Linear Mode Connectivity under Data Shifts for Deep Ensembles of Image Classifiers
C. Hepburn, T. Zielke, A. P. Raulf
TL;DR
The paper investigates how data shifts shape linear mode connectivity (LMC) in deep ensembles across image-classification models. By partitioning training data to induce covariate shift, label imbalance, and domain shift, and by comparing MLPs, VGG, and ResNet under varying batch sizes and learning rates, the study links SGD noise to convergence to the same or different loss basins, using loss barriers, interpolation curves, and similarity metrics as probes. A key finding is that increasing batch size and/or decreasing learning rate reduces SGD noise from data shifts, promoting LMC and higher model similarity, though deep architectures can still exhibit barriers and degraded generalization under challenging shifts; BN can recover LMC where data normalization would otherwise break it. The results highlight a practical trade-off for deep ensembles: sampling multiple models via LMC can improve ensemble efficiency, but independent basins offer greater functional diversity and potential accuracy gains at the cost of training resources.

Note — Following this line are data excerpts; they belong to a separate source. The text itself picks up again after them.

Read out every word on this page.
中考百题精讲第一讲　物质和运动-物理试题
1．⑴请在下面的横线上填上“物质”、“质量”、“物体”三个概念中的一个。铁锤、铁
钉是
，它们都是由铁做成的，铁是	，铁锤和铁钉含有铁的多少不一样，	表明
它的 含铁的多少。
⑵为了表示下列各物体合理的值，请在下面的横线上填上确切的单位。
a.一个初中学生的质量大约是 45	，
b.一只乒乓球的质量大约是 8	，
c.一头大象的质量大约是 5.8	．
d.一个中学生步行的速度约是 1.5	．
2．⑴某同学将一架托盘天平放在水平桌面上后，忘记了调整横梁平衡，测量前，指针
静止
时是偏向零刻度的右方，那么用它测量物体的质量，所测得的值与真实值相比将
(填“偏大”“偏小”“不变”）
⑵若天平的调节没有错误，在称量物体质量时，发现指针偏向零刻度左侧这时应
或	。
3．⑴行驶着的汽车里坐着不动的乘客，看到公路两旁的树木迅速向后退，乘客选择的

These insights guide training choices in realistic, shift-prone deployment settings and underscore the importance of architecture, normalization, and optimization regime on ensemble behavior. $g = \varepsilon \left(\frac{N}{B}-1\right)$ encapsulates the SGD noise intuition underpinning these observations, connecting data shifts to optimization dynamics.$
Abstract
The phenomenon of linear mode connectivity (LMC) links several aspects of deep learning, including training stability under noisy stochastic gradients, the smoothness and generalization of local minima (basins), the similarity and functional diversity of sampled models, and architectural effects on data processing. In this work, we experimentally study LMC under data shifts and identify conditions that mitigate their impact. We interpret data shifts as an additional source of stochastic gradient noise, which can be reduced through small learning rates and large batch sizes. These parameters influence whether models converge to the same local minimum or to regions of the loss landscape with varying smoothness and generalization. Although models sampled via LMC tend to make similar errors more frequently than those converging to different basins, the benefit of LMC lies in balancing training efficiency against the gains achieved from larger, more diverse ensembles. Code and supplementary materials will be made publicly available at https://github.com/DLR-KI/LMC in due course.